After election, and before the absolute need to worry about re-election, politicians and ruling parties tend to forget all about leader branding. I get that this is the time to deliver on policy and actually get things done, not the time to run ads about yourself in media. But you can still act like a smart brand builder. Consider this week’s missed opportunity to build the global Trudeau brand:

The ratification of CETA

I’m over-simplifying things a bit here, but there are number of (global leader) brands out there right now who are vocally against free trade. Mr Trudeau’s first meeting with the most vocal of those brands went as well as it could have. Early signs are that if Trudeau doesn’t publicly embarrass the current leader of the World’s Most Powerful Nation (WMPN), he can promote differing policy for Canada. This, by the way, is something he learned from his father.

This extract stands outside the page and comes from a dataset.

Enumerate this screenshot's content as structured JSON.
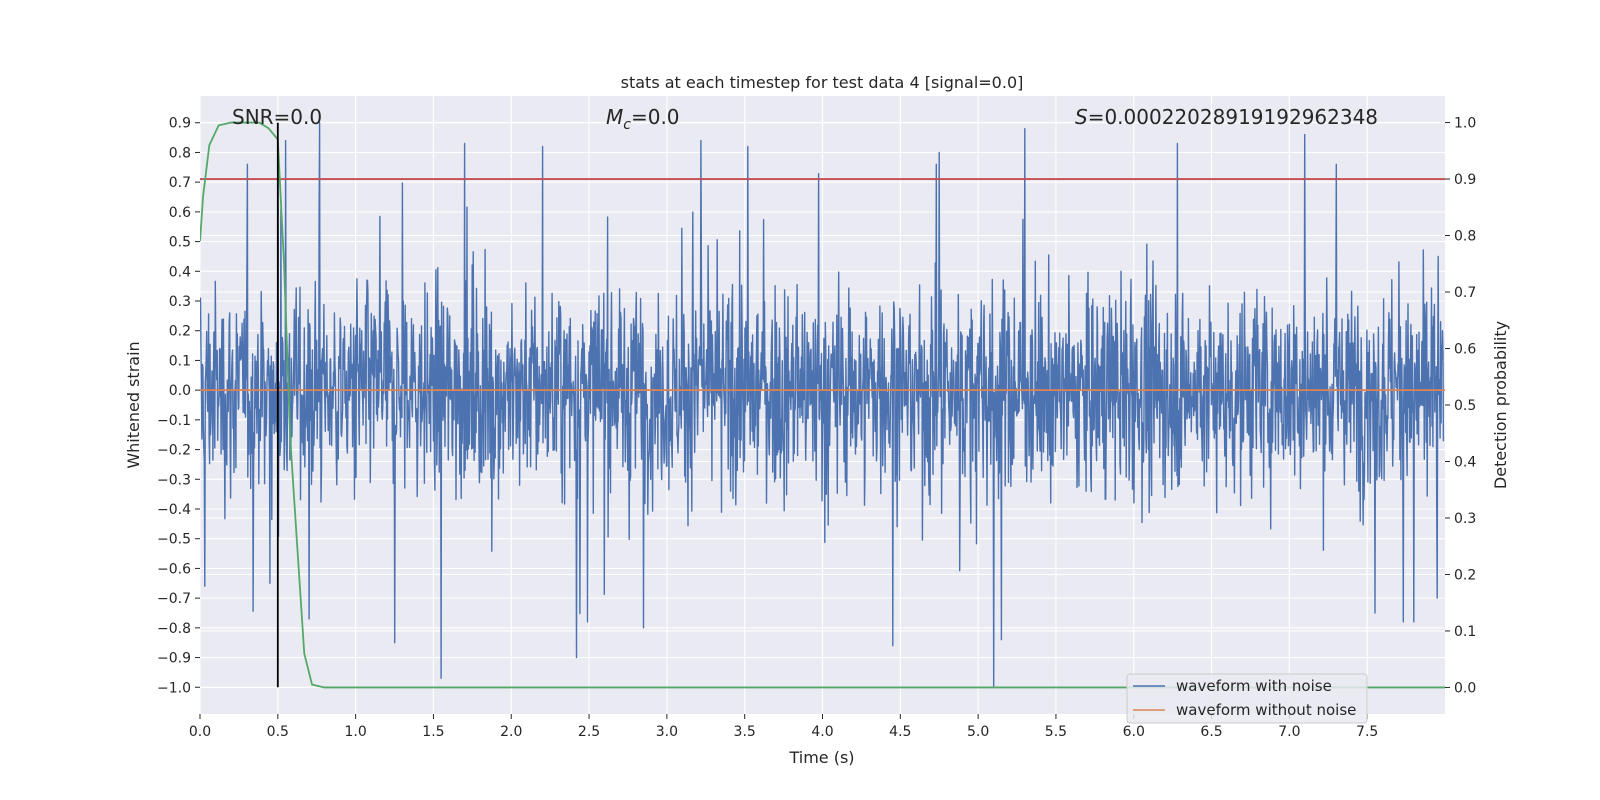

What Justin Trudeau should have done this week, to better promote his global brand, is acknowledge and thank the originators of Canada’s side of the agreement. That started in 2009, not under his leadership nor by his party. It was the other guys. The opposition. The guy you beat.

Bipartisan politics is killing the progress of WMPN and it’s hurting other democracies, including Canada. Be the leader who demonstrates—rather than just says—that politics should be about doing the right thing for the country and its people rather than his/her party.

Notes and references:

  1. Susan Krashinsky, “The ad agency behind Trudeau’s winning campaign”, The Globe and Mail, Oct 22, 2015.